Friday, March 5, 2010
Boom shot
Every year I succumb to the same bout of irrational anxiety at the supreme wrongness of the decisions taken – even the decisions that have yet to be taken – by the Academy, and now is no exception. How could anybody, I rant like a student, watch both Avatar and The Hurt Locker and come out of the experience thinking that Avatar is better? Surely this a distinction that leaps beyond mere opinion, and becomes an objective fact? Informed word (well, what Mark Kermode reckons) is that Cameron's pretty-yet-elephantine parable of ecology and colonialism and stuff is due for the top Oscar, although Kathryn Bigelow will be the first laydee to get the Director gong.
What’s odder still is that the standard medium through which studios plug their products to potential voters is still the DVD, which should in theory put Avatar at a disadvantage. It’s a film that screams for scope and grandeur, which is one of the reasons it left me a bit cold; it’s as if Cameron looked at the technology first, the 3D and the CGI and the IMAX, and then made a film to fit. Anything other than a six-storey screen will diminish its blue-hued grandeur. Whereas The Hurt Locker, although I’m sure there’s plenty of clever technical stuff going on there, benefits from its very modesty.
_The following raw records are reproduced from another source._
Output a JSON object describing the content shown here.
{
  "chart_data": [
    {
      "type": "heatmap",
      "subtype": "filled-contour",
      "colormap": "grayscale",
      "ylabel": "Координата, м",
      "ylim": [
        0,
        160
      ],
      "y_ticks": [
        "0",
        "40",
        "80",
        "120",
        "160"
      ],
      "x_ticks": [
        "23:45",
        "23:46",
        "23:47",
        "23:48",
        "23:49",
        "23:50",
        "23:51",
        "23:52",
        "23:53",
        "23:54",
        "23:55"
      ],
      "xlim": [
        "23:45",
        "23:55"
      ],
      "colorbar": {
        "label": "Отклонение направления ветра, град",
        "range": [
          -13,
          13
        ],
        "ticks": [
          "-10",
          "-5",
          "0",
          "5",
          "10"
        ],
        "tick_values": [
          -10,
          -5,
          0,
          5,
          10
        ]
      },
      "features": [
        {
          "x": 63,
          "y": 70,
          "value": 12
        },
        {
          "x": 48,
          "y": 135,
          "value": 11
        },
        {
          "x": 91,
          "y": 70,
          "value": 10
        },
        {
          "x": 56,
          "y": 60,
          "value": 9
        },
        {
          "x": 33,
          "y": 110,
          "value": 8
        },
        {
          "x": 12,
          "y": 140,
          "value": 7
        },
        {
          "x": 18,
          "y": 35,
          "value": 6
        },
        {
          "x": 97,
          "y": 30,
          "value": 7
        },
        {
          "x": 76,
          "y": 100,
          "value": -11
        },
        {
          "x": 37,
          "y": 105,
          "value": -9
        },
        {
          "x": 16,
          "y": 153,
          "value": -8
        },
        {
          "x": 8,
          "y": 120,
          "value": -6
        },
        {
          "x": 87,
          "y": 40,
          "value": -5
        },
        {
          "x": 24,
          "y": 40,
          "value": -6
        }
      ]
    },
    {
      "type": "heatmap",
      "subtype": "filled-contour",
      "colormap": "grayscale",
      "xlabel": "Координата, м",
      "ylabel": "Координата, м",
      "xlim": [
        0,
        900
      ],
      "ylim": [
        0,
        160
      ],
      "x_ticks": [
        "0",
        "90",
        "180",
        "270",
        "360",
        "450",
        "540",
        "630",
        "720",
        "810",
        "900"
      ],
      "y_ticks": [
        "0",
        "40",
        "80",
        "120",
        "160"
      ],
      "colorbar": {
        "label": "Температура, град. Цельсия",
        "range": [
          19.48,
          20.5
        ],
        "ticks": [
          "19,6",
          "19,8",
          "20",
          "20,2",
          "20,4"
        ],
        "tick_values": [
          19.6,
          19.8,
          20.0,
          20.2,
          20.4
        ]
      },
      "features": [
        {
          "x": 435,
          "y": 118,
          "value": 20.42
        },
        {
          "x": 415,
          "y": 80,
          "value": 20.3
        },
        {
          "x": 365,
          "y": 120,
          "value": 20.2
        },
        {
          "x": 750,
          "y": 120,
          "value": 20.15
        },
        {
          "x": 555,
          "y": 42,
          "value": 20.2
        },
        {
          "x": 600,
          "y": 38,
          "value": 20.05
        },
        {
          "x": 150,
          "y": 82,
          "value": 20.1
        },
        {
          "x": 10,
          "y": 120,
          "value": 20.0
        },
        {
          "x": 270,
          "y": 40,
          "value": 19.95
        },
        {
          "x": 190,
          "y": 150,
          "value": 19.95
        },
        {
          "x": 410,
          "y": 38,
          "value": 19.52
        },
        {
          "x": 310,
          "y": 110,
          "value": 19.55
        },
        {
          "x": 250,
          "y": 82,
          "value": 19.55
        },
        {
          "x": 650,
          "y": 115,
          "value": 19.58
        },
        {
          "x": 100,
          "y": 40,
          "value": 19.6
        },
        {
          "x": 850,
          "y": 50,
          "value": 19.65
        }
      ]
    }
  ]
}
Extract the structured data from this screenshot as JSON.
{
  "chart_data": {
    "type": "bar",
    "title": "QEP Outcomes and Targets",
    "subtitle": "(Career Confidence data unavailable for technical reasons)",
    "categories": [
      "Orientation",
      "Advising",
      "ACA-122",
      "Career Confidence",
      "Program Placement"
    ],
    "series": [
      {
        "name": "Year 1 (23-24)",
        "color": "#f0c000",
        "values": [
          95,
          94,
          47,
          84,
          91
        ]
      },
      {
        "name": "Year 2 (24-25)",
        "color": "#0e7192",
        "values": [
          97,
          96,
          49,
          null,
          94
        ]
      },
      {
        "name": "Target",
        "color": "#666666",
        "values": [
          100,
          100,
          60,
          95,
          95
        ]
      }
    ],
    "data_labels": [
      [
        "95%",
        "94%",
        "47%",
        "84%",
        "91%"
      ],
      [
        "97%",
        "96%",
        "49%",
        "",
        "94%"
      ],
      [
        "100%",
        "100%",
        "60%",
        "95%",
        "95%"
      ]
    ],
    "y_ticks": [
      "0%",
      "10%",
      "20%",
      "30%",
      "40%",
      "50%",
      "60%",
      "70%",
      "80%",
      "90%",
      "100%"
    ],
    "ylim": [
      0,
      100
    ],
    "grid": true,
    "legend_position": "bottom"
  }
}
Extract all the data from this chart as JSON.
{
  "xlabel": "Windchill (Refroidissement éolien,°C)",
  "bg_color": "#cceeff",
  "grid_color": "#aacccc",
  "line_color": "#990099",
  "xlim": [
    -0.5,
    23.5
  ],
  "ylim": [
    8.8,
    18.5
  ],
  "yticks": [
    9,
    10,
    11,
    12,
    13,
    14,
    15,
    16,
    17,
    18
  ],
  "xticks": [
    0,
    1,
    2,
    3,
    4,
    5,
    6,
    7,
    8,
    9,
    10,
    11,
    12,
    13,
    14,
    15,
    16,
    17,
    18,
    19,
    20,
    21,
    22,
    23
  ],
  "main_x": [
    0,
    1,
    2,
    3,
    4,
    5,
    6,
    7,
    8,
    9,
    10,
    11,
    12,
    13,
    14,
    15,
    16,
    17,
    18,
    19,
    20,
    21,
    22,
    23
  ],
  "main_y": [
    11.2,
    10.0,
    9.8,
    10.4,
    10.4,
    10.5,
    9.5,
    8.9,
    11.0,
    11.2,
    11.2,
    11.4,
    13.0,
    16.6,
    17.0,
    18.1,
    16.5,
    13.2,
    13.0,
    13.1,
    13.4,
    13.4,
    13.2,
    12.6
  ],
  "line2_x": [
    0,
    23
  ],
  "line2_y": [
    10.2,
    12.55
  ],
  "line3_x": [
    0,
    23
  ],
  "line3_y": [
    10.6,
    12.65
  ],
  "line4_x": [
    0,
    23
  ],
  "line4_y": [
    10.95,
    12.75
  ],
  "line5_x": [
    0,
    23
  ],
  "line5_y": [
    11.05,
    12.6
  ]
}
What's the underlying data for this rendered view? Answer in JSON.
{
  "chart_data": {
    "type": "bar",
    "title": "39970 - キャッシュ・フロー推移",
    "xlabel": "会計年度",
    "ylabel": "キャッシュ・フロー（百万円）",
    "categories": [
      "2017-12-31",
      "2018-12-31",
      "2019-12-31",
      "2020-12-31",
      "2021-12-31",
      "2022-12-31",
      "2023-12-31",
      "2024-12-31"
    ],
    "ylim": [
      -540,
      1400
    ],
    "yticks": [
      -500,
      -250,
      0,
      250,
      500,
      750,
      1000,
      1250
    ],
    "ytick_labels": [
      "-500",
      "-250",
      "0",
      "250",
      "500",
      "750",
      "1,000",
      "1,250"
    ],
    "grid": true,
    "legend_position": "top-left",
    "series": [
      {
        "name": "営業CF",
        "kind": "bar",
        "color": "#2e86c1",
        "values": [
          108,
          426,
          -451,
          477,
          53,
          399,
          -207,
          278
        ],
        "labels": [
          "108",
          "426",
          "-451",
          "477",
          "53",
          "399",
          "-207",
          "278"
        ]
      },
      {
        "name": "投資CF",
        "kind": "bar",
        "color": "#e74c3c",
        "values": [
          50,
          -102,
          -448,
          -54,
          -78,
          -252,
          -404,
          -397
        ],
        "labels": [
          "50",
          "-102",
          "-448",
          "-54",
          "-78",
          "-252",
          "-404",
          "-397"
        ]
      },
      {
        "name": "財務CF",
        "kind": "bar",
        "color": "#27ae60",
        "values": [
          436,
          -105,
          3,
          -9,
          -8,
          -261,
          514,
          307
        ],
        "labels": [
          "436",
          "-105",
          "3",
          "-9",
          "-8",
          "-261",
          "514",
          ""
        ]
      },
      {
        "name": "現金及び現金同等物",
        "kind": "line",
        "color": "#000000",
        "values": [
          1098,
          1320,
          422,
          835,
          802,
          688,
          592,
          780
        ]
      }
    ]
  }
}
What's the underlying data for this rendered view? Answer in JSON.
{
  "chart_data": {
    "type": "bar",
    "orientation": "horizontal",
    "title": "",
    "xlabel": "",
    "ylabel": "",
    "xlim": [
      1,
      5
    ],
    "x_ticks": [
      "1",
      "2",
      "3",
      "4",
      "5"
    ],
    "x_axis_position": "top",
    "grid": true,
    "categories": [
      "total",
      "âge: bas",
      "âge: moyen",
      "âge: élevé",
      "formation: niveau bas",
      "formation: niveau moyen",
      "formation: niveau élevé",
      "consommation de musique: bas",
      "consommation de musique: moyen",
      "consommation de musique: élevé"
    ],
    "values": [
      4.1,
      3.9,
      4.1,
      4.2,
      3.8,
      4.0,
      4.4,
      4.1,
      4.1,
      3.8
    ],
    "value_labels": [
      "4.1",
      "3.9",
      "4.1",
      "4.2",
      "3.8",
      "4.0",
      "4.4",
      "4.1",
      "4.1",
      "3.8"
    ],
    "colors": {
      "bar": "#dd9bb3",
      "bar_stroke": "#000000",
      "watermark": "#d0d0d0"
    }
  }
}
It’s a war film, but a modern one, about bombs and snipers and skirmishes and damaged men, rather than swarms of extras sweeping over the plains.
In fact, only last night I saw The Hurt Locker in its ideal environment; in a crowded minibus, on a dodgy disc picked up for 20 baht (about 40p) on the Thailand-Laos border. The claustrophobia, heat and bumpy roads all added to the deliciously uneasy atmosphere; as did the policeman who flagged us down, told us all to get off the bus, looked grumpy for about five minutes and then let us carry on.
The English subtitles made the whole thing weirder yet. Rather than being transcribed from the original soundtrack (a practice that has its own drawbacks, as one might imagine), these seemed to be the result of transcribing the Thai soundtrack and then feeding the resulting text through some kind of translation engine. And inevitably we couldn’t turn the bloody things off.
Highlights: the protagonist’s name being rendered as “vegetarian food”; all expletives, of which there are many, becoming “mad hey!”; and the regular on-screen reminder of how many days the grunts have left in Iraq (which surely didn’t need to be translated into English text in the first place, since they’re up there in English even in the Thai version) morphing into “intractable fungus budget”.
PS: Ah. Recent events have conspired to make the above post rather redundant. Just ignore me, I would.